Ce motif de la mort habite les poèmes. Très tôt, dès février 1915, le « il y a » si fréquent chez Apollinaire introduit l’idée de la mort, « Il y a tant d’amis qui meurent au loin », elle sera rappelée régulièrement, presque toujours liée à la guerre (« Il y a un cimetière où l’on a semé quarante-six mille soldats ») ou à sa trépanation en mai 1916 : « La Mort ô Vie attend ».

Il est intéressant de relever les variantes de certains poèmes repris dans Calligrammes : par exemple, le caractère (gentiment) scatologique et les allusions aux circonstances disparaissent d’une version à l’autre, ainsi dans un poème envoyé à son ami André Rouveyre : la première strophe (où le dernier vers évoque un éventuel départ vers le Turquie)

« Mon cher ami André Rouveyre / Trou du c. champignon Tabatière / Ne sais quand il viendra / Le flot de Marmara », prend le titre de ’’Veille’’ 

est modifiée de manière à avoir une portée plus large :

« Mon cher André Rouveyre / Troudla la Champignon Tabatière / On ne sait quand on partira / Ni quand on reviendra ».

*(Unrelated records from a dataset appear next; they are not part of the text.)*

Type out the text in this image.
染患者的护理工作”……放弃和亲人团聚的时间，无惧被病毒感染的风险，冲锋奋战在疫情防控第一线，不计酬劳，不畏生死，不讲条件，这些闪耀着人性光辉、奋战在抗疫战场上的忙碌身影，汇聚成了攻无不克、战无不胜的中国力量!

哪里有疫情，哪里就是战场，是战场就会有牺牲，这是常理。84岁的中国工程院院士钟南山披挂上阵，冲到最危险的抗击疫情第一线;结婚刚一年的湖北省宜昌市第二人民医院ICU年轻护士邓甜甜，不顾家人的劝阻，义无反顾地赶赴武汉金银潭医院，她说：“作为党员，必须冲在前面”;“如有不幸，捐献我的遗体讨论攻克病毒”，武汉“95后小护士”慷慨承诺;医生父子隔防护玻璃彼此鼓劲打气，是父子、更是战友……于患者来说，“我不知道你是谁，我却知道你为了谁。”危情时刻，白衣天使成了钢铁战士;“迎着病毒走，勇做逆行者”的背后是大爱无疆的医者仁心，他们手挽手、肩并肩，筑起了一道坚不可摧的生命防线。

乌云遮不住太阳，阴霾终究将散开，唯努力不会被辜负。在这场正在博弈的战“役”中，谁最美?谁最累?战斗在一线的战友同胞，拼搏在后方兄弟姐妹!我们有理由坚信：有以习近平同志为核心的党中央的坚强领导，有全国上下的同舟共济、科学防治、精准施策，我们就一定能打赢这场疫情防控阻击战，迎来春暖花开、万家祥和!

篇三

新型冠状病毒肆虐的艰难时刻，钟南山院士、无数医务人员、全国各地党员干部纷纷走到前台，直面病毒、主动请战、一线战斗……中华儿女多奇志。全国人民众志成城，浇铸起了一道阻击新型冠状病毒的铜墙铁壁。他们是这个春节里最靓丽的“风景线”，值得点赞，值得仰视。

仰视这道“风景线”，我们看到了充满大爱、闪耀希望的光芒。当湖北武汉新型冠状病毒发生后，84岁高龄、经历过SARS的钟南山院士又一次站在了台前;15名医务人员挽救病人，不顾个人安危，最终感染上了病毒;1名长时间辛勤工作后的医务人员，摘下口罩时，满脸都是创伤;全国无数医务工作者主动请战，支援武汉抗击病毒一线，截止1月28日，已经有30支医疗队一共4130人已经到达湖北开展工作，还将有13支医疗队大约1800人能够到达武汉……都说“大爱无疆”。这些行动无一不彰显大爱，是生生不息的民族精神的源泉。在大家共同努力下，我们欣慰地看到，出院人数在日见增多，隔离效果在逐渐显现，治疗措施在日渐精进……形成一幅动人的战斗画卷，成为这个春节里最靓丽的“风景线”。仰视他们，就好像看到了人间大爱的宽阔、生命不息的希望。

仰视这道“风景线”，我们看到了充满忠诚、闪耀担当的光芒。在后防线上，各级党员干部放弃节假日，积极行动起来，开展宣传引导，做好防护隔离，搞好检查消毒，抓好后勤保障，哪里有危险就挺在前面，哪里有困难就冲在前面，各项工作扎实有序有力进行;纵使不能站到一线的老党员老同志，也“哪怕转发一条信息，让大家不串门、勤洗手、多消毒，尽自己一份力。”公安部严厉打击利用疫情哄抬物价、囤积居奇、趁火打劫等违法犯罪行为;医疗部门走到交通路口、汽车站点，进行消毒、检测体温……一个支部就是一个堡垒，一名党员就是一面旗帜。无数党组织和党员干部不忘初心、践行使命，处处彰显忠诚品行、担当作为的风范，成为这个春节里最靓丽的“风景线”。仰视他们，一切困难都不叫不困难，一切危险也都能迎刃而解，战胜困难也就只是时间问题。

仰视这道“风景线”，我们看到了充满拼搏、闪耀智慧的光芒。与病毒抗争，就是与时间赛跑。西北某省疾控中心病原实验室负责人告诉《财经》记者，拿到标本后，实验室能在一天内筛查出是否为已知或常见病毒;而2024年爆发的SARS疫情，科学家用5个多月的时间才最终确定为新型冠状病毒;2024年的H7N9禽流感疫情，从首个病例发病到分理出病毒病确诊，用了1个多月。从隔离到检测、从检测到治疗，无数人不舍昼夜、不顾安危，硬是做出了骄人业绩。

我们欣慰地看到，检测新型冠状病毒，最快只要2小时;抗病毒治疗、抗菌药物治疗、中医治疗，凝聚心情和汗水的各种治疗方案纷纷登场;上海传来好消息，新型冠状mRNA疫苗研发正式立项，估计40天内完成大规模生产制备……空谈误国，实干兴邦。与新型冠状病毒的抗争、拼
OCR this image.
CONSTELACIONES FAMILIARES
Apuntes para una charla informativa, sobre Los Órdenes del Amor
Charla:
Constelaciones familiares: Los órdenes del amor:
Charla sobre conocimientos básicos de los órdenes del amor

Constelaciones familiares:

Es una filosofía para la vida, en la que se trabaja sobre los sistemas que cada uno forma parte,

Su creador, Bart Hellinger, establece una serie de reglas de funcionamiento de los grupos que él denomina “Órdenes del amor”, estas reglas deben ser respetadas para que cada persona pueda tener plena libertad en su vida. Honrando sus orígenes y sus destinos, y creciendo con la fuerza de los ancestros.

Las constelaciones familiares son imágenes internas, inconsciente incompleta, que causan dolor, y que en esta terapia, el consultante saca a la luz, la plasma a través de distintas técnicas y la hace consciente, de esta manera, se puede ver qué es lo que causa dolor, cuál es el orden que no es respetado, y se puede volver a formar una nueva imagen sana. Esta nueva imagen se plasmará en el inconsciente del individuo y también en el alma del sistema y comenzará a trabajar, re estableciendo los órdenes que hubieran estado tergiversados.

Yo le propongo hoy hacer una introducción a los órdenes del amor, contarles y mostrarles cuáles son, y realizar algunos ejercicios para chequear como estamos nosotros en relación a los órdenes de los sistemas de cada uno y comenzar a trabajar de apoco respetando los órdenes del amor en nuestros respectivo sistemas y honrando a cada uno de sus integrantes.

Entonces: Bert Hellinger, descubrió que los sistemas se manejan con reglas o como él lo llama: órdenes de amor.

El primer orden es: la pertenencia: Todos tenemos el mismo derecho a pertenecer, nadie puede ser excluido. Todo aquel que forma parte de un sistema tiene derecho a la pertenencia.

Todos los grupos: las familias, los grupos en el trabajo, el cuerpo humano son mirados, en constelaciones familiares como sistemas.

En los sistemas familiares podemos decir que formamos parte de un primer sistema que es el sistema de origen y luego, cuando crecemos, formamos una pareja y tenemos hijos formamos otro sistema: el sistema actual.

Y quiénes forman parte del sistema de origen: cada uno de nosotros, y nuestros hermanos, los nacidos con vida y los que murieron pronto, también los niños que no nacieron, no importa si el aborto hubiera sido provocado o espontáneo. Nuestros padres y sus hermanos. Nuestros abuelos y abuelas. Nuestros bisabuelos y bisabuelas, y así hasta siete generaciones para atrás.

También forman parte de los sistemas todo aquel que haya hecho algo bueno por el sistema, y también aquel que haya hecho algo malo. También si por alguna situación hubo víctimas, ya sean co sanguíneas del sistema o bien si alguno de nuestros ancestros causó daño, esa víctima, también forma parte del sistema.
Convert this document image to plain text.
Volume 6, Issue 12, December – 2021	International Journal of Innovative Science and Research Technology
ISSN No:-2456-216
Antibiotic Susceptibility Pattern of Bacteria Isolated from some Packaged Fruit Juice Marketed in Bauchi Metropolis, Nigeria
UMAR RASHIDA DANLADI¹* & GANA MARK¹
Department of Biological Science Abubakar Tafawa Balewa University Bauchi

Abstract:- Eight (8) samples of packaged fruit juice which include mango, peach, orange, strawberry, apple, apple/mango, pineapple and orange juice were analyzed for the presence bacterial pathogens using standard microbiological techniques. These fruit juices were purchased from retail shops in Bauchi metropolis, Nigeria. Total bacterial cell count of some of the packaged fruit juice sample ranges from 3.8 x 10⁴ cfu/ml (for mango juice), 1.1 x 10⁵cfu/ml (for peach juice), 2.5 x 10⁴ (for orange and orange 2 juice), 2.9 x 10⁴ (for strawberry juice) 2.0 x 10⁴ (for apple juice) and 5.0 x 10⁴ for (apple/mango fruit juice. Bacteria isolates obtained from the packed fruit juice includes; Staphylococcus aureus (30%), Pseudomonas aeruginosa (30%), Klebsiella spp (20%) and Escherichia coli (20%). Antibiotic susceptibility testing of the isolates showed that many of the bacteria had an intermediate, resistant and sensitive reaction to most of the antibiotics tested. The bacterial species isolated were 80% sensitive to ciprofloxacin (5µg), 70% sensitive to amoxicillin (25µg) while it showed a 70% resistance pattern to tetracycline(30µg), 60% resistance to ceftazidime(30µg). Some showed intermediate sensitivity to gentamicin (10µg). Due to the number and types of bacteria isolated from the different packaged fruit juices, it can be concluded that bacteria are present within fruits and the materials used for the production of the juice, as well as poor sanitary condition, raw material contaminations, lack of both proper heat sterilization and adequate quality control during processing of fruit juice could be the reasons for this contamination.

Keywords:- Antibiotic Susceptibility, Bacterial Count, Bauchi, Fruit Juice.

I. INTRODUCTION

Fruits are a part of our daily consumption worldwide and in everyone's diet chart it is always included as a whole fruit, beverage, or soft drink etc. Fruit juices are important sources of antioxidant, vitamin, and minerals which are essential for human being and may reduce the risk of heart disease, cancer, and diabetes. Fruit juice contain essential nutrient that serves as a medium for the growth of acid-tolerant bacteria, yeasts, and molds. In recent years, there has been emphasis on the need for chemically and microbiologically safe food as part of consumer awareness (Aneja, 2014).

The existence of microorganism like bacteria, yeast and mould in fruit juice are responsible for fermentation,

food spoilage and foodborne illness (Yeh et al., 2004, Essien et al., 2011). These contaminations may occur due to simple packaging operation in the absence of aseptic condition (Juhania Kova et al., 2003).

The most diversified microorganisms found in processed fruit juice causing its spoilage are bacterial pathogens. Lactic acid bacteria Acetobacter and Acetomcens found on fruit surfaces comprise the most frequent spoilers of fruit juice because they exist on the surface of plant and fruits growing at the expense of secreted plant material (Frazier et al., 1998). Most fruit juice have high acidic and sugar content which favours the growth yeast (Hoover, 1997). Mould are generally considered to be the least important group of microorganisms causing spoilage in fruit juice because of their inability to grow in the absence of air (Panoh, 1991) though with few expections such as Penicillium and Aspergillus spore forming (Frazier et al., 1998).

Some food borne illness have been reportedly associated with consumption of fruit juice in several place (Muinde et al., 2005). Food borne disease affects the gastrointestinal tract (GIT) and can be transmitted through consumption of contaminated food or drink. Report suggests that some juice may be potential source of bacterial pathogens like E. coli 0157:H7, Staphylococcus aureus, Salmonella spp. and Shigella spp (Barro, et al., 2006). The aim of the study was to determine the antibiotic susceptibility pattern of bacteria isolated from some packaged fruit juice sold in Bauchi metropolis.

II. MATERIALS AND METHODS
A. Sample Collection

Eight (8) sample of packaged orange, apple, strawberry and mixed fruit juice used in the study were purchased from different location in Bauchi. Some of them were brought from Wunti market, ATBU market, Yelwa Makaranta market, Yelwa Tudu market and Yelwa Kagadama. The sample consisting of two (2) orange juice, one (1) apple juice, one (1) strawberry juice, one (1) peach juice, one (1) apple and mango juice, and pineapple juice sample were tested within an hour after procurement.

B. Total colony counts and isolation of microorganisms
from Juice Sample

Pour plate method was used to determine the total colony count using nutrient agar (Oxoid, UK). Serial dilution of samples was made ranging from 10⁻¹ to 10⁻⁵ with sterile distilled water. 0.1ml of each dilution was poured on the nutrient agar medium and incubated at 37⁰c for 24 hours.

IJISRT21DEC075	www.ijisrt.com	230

On peut suivre également la manière dont Apollinaire travaille la langue, passant des vers rimés, de mètres différents, à des vers ’’libres’’ qu’on dirait écrits dans les années 2000, comme :

 

                  Le puceron du rosier

 

                  C’est une perspective mieux que celle de Nevsky (sic)

 

                  Une couleuvre avec un archevêque

 

Beaucoup de poèmes illustrent une pratique préconisée par Apollinaire, qui voyait le poète comme un « observateur de la vie » ; ainsi, avec ’’4 h’’ : C’est 4 h. du matin / Je me lève tout habillé / Je tiens une savonnette / Que m’a envoyée quelqu’un que l’aime / Je vais me laver / Je sors du trou où nous dormons / Je suis dispos / Et content de pouvoir me laver (…) ». Mais ce n’est pas ici le lieu d’étudier la poétique d’Apollinaire.

 

 

L’édition permet de reconstituer les moments forts de création ; l’année 1915 est la plus féconde avec plus de deux cents poèmes : le poète rejoint le front en avril. Il combat près du Chemin des Dames en 1916 quand il est blessé, le 17 mars ; il ne retrouve un peu d’élan qu’en 1917 et, affaibli physiquement, écrit beaucoup moins l’année suivante. Claude Debon publie d’après les manuscrits quand ils sont disponibles et propose les différentes versions d’un même poème quand Apollinaire l’a modifié pour la publication dans Calligrammes. ; chaque poème est accompagné de la date connue ou probable de son écriture et de son destinataire. L’édition n’est pas surchargée de notes, sont seulement présentes celles qui éclairent les circonstances de la composition ; quant à l’introduction, elle explicite le rôle de l’absence ou de la présence de ponctuation dans les poèmes, elle indique leurs thèmes majeurs et elle apporte les précisions nécessaires pour comprendre l’évolution du poète pendant la guerre. Les calligrammes sont à leur place dans le volume et Claude Debon les présente en fac-similés et manuscrits en annexe. Ce fort volume ne double pas du tout les éditions existantes : il permet de relire autrement Apollinaire.

 

 

*Ajoutons Case d’armons, préparé à quelques exemplaires en 1915 sur le front, intégré ensuite dans Calligrammes.